Multiple locations in the CP yielded near identical signal changes that could be used as an AIF (Figure 4). Maps of the perfusion metrics for the AIF-CP and AIF-MCA were similar for both GBCA and [dOHb]. Statistical differences in similar appearing distributions of perfusion measures may be due to the large differences in CNR between [dOHb] and GBCA as well as the differences in the magnitude and shape of the AIF at each location. The advantage of selecting the CP for the AIF is that it resides in a homogenous B0 magnetic environment as opposed to the MCA that is frequently located in regions of B0 field inhomogeneity secondary to the susceptibility effects caused by the skull base distorting the bolus signal. Furthermore, the CP behaves like an arterial structure by virtue of its unique structure and function as seen by the similarity in bolus shapes for the passage of [dOHb] and GBCA boluses. There is little metabolic activity and therefore little consumption of oxygen compared to neural tissue. The CP may therefore be a suitable alternate structure for deriving the AIF for GBCA and [dOHb] bolus methods for generating perfusion metrics particularly when there is uncertainty regarding signal sampling in the MCA (Figure 5).
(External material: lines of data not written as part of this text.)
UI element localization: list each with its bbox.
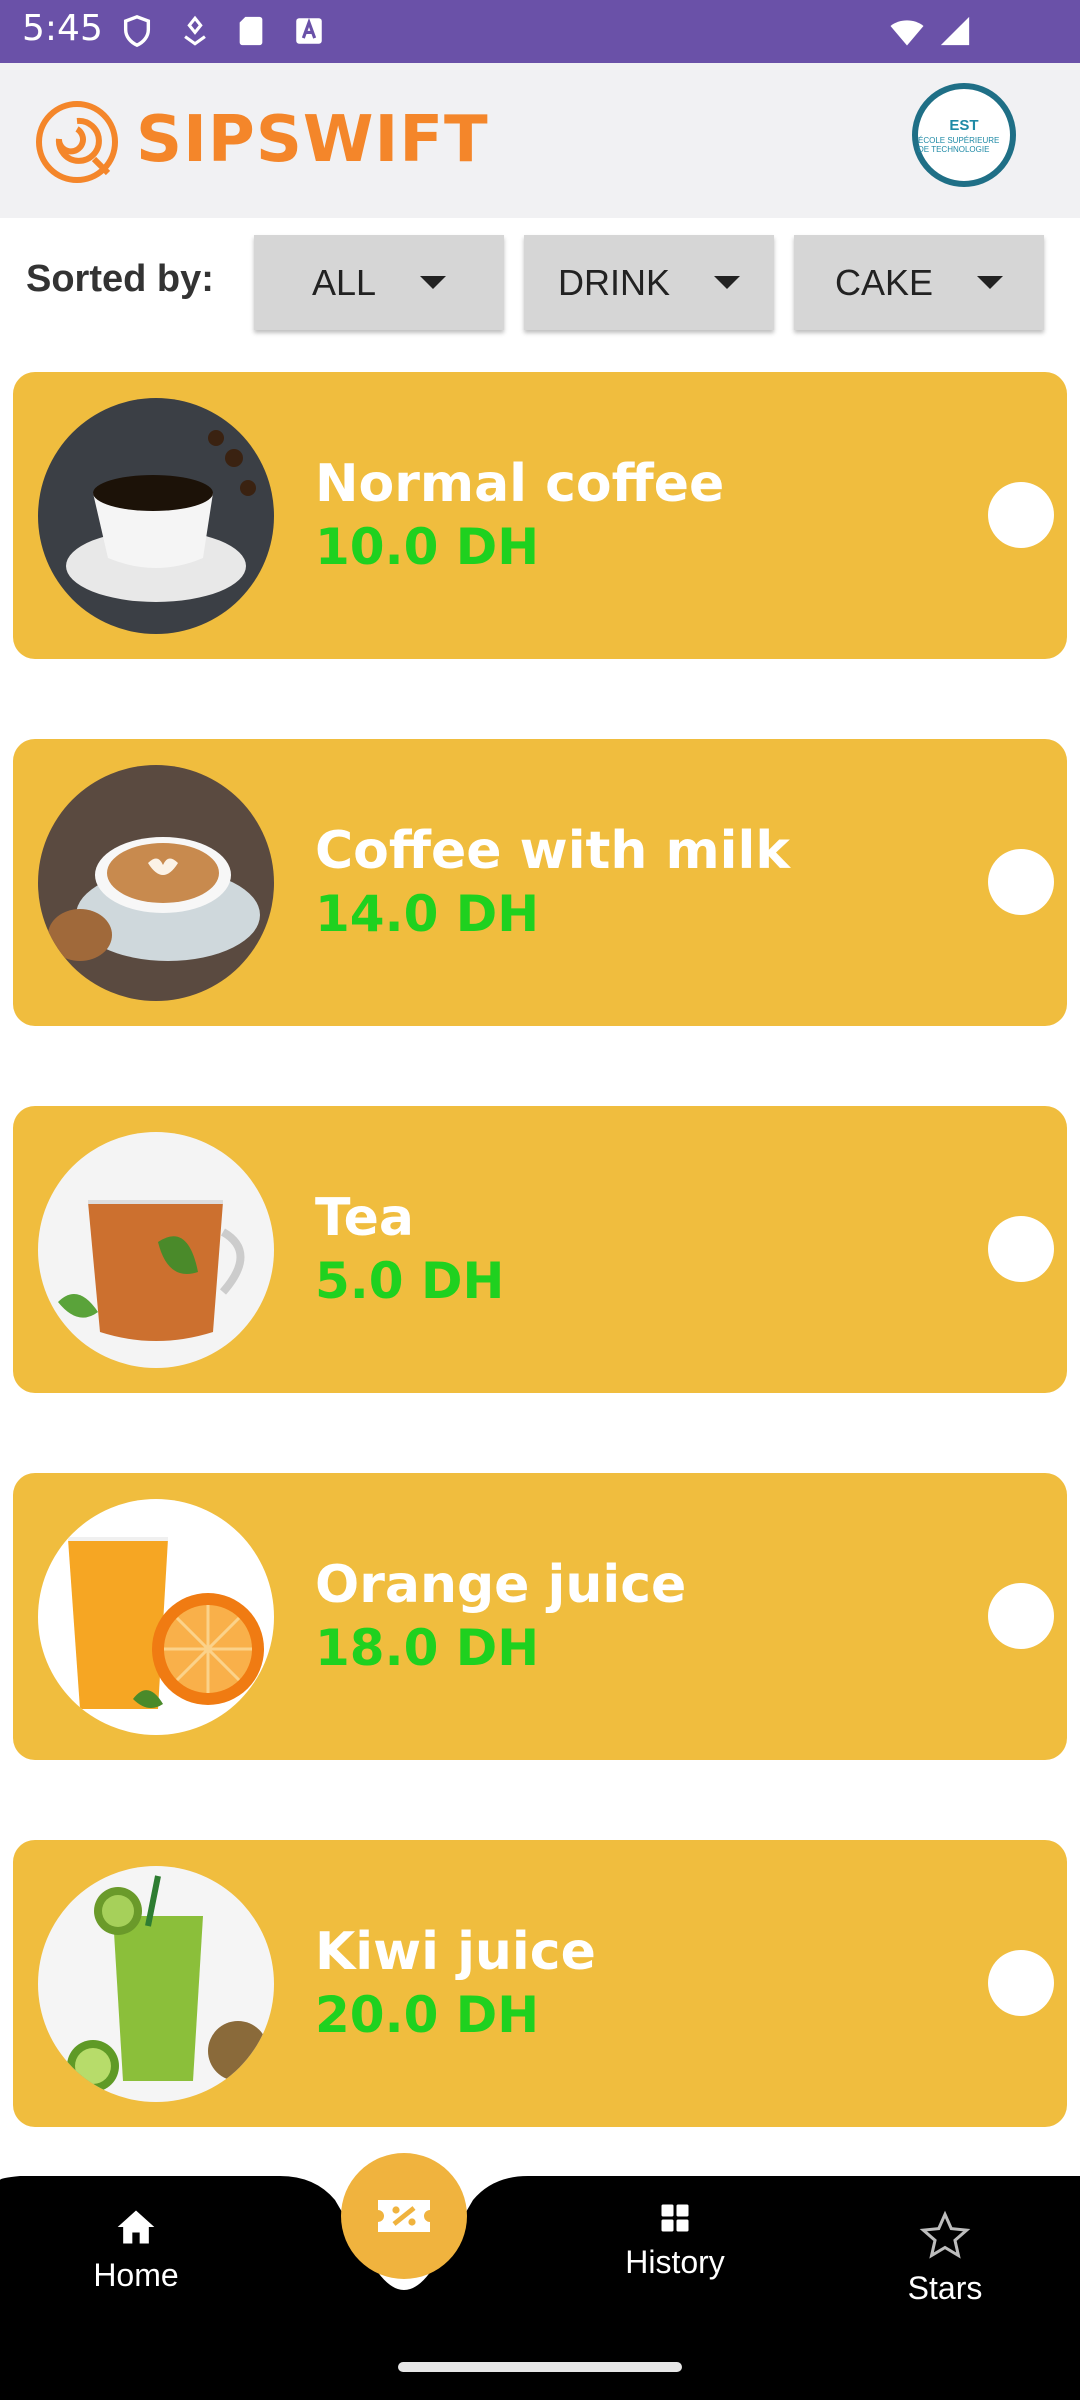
school-logo-text: EST [949, 116, 979, 134]
select-radio[interactable] [988, 1583, 1054, 1649]
select-radio[interactable] [988, 482, 1054, 548]
data-saver-icon [184, 15, 206, 46]
wifi-icon [890, 20, 924, 46]
item-name: Orange juice [315, 1555, 687, 1615]
item-name: Normal coffee [315, 454, 725, 514]
discount-fab-button[interactable] [341, 2153, 467, 2279]
nav-history-label: History [625, 2244, 725, 2280]
item-price: 14.0 DH [315, 885, 540, 943]
nav-history[interactable]: History [575, 2200, 775, 2281]
sorted-by-label: Sorted by: [26, 258, 214, 300]
status-bar: 5:45 [0, 0, 1080, 63]
chevron-down-icon [714, 276, 740, 289]
filter-drink-label: DRINK [557, 261, 670, 303]
select-radio[interactable] [988, 1950, 1054, 2016]
item-price: 10.0 DH [315, 518, 540, 576]
nav-stars[interactable]: Stars [845, 2210, 1045, 2307]
item-price: 5.0 DH [315, 1252, 505, 1310]
menu-item-card[interactable]: Kiwi juice 20.0 DH [13, 1840, 1067, 2127]
school-logo[interactable]: EST ÉCOLE SUPÉRIEURE DE TECHNOLOGIE [912, 83, 1016, 187]
nav-stars-label: Stars [907, 2270, 983, 2306]
filter-cake-label: CAKE [834, 261, 934, 303]
item-name: Kiwi juice [315, 1922, 596, 1982]
menu-item-card[interactable]: Tea 5.0 DH [13, 1106, 1067, 1393]
select-radio[interactable] [988, 849, 1054, 915]
chevron-down-icon [420, 276, 447, 289]
star-icon [919, 2210, 971, 2259]
shield-icon [123, 15, 151, 48]
school-logo-subtext: ÉCOLE SUPÉRIEURE DE TECHNOLOGIE [918, 135, 1000, 154]
cell-signal-icon [940, 16, 970, 46]
chevron-down-icon [977, 276, 1004, 289]
item-name: Coffee with milk [315, 821, 790, 881]
select-radio[interactable] [988, 1216, 1054, 1282]
filter-all-dropdown[interactable]: ALL [254, 235, 504, 330]
sd-card-icon [239, 16, 263, 46]
discount-ticket-icon [378, 2200, 430, 2232]
status-time: 5:45 [22, 8, 103, 49]
coffee-cup-image [38, 398, 274, 634]
filter-all-label: ALL [311, 261, 377, 303]
item-name: Tea [315, 1188, 414, 1248]
kiwi-juice-image [38, 1866, 274, 2102]
app-header: SIPSWIFT EST ÉCOLE SUPÉRIEURE DE TECHNOL… [0, 63, 1080, 218]
orange-juice-image [38, 1499, 274, 1735]
menu-item-card[interactable]: Normal coffee 10.0 DH [13, 372, 1067, 659]
font-a-icon [296, 17, 322, 44]
tea-glass-image [38, 1132, 274, 1368]
home-indicator[interactable] [398, 2362, 682, 2372]
nav-home-label: Home [93, 2257, 179, 2293]
nav-home[interactable]: Home [36, 2205, 236, 2294]
sipswift-logo-icon [36, 101, 118, 183]
menu-item-card[interactable]: Orange juice 18.0 DH [13, 1473, 1067, 1760]
filter-drink-dropdown[interactable]: DRINK [524, 235, 774, 330]
item-price: 18.0 DH [315, 1619, 540, 1677]
home-icon [117, 2210, 155, 2244]
menu-item-card[interactable]: Coffee with milk 14.0 DH [13, 739, 1067, 1026]
item-price: 20.0 DH [315, 1986, 540, 2044]
filter-cake-dropdown[interactable]: CAKE [794, 235, 1044, 330]
latte-image [38, 765, 274, 1001]
brand-title: SIPSWIFT [136, 103, 489, 177]
grid-icon [661, 2204, 689, 2232]
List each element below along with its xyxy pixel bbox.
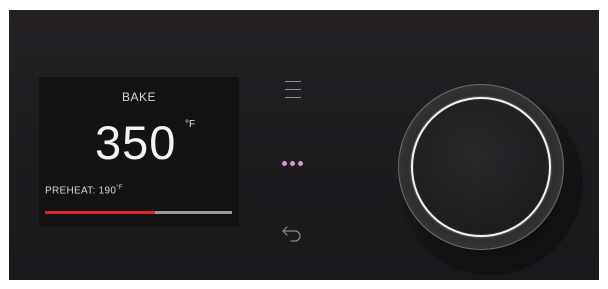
menu-icon-line [285, 97, 301, 98]
more-dot [281, 160, 287, 166]
temperature-unit: °F [185, 119, 196, 130]
temperature-value: 350 [95, 116, 177, 169]
control-knob[interactable] [398, 84, 564, 250]
more-dot [289, 160, 295, 166]
oven-control-panel: BAKE 350 °F PREHEAT: 190°F [9, 10, 599, 280]
preheat-unit: °F [116, 185, 123, 191]
knob-light-ring [411, 97, 551, 237]
preheat-status: PREHEAT: 190°F [45, 185, 123, 196]
cooking-mode-label: BAKE [121, 90, 156, 104]
preheat-progress-fill [45, 211, 156, 214]
menu-icon[interactable] [281, 78, 303, 100]
menu-icon-line [285, 81, 301, 82]
more-options-icon[interactable] [279, 156, 305, 170]
oven-display-screen: BAKE 350 °F PREHEAT: 190°F [39, 77, 239, 227]
temperature-readout: 350 °F [39, 117, 239, 177]
menu-icon-line [285, 89, 301, 90]
back-arrow-glyph [282, 226, 301, 242]
preheat-label: PREHEAT: 190 [45, 185, 117, 197]
more-dot [297, 160, 303, 166]
back-arrow-icon[interactable] [279, 222, 305, 244]
preheat-progress-bar [45, 211, 232, 214]
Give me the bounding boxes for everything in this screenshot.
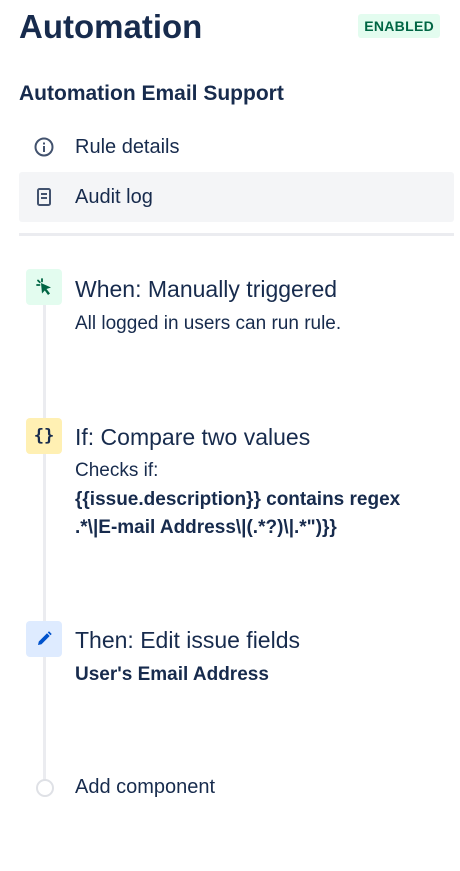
status-badge: ENABLED [358, 14, 440, 38]
condition-description: Checks if: [75, 460, 159, 481]
add-component-button[interactable]: Add component [75, 776, 215, 799]
page-title: Automation [19, 8, 203, 45]
trigger-title[interactable]: When: Manually triggered [75, 276, 337, 303]
divider [19, 233, 454, 236]
condition-expression-line-1: {{issue.description}} contains regex [75, 489, 401, 510]
braces-icon[interactable]: {} [26, 418, 62, 454]
nav-label-rule-details: Rule details [75, 135, 180, 158]
pencil-icon[interactable] [26, 621, 62, 657]
add-component-circle-icon[interactable] [36, 779, 54, 797]
rule-name: Automation Email Support [19, 82, 284, 105]
action-title[interactable]: Then: Edit issue fields [75, 627, 300, 654]
trigger-description: All logged in users can run rule. [75, 313, 342, 334]
header: Automation ENABLED [19, 6, 440, 48]
condition-expression-line-2: .*\|E-mail Address\|(.*?)\|.*")}} [75, 517, 337, 538]
automation-rule-panel: Automation ENABLED Automation Email Supp… [0, 0, 460, 871]
document-icon [33, 186, 55, 208]
cursor-click-icon[interactable] [26, 269, 62, 305]
nav-item-audit-log[interactable]: Audit log [19, 172, 454, 222]
condition-title[interactable]: If: Compare two values [75, 424, 310, 451]
nav-label-audit-log: Audit log [75, 185, 153, 208]
action-field: User's Email Address [75, 664, 269, 685]
timeline-line [43, 300, 46, 780]
info-icon [33, 136, 55, 158]
nav-item-rule-details[interactable]: Rule details [19, 122, 454, 172]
Conclusion/summary of findings

This study demonstrates that the CP may provide an alternate source to the MCA for selection of an AIF for calculation of resting perfusion measures when using DSC imaging.

Acknowledgements

All authors thank MR technologist Keith Ta for his help in acquiring the MR images.

References

1. Ghersi‑Egea, JF., Strazielle, N., Catala M., et al. Molecular anatomy and functions of the choroidal blood‑cerebrospinal fluid barrier in health and disease. Acta Neuropathologica. 2018;135(3):337–361.

2. Zhao, L., Taso, M., Dai, W., et al. Non-invasive measurement of choroid plexus apparent blood flow with arterial spin labeling. Fluids Barriers CNS. 2020; 17(1):58. doi:10.1186/s12987-020-00218-z

3. Vu C, Chai Y, Coloigner J, et al. Quantitative perfusion mapping with induced transient hypoxia using BOLD MRI. Magn Reson Med. 2021;85:168-181. doi: 10.1002/mrm.28422

4. Poublanc J, Sobczyk O, Shafi R, et al. Perfusion MRI using endogenous deoxyhemoglobin as a contrast agent: Preliminary data. Magn Reson Med. 2021;86(6):3012–3021. doi:10.1002/mrm.2897

5. Sayin ES, Schulman J, Poublanc J, et al. Investigation of hypoxia-induced deoxyhemoglobin as a contrast agent for cerebral perfusion imaging. Human Brain Mapp. 2022:1-11. doi: 10.1002/hbm.26131

6. Balaban DY, Dukn J, Preiss D, et al. The in-vivo oxyhaemoglobin dissociation curve at sea level and high altitude. Respiratory Physiology & Neurobiology. 2013;186(1):45–52.doi:10.1016/j.resp.2012.12.011

Figures

Figure 1. Example of a healthy participant [dOHb] sequence where, A) is a voxel time series in the MCA and the CP used as AIFs. B) The average BOLD signal in arterial (%BOLD > 20%, R > 0.8, and time delay (TD) < 1.5s.), venous (%BOLD > 20%, R > 0.8, and 3 < TD < 5 s) and CP, and the oxygen saturation (SaO2) calculated from the PETO26.

Figure 2. Example of the same healthy participant from Figure 1 GBCA sequence where, A) is a voxel time series in the MCA and the CP used as AIFs. B) The average BOLD signal in arterial (%BOLD > 20%, R > 0.8, and time delay (TD) < 1.5s), venous (%BOLD > 20%, R > 0.8, and 3 < TD < 5 s) and the CP.

Figure 3. Perfusion maps for the healthy participant from Figures 1 and 2, using different AIFs for both [dOHb] and GBCA.

Figure 4. Example of A) a T1-weighted axial slice and corresponding BOLD image in the same participant found in Figure 3 with the crosshairs placed on the choroid plexus as confirmed by B) the BOLD signal time courses in several adjacent voxels.

Figure 5. Perfusion maps calculated from [dOHb] using an AIF selected from the MCA and the CP for a patient example with bilateral Moyamoya disease. Also displayed is the patient’s magnetic resonance angiogram (MRA).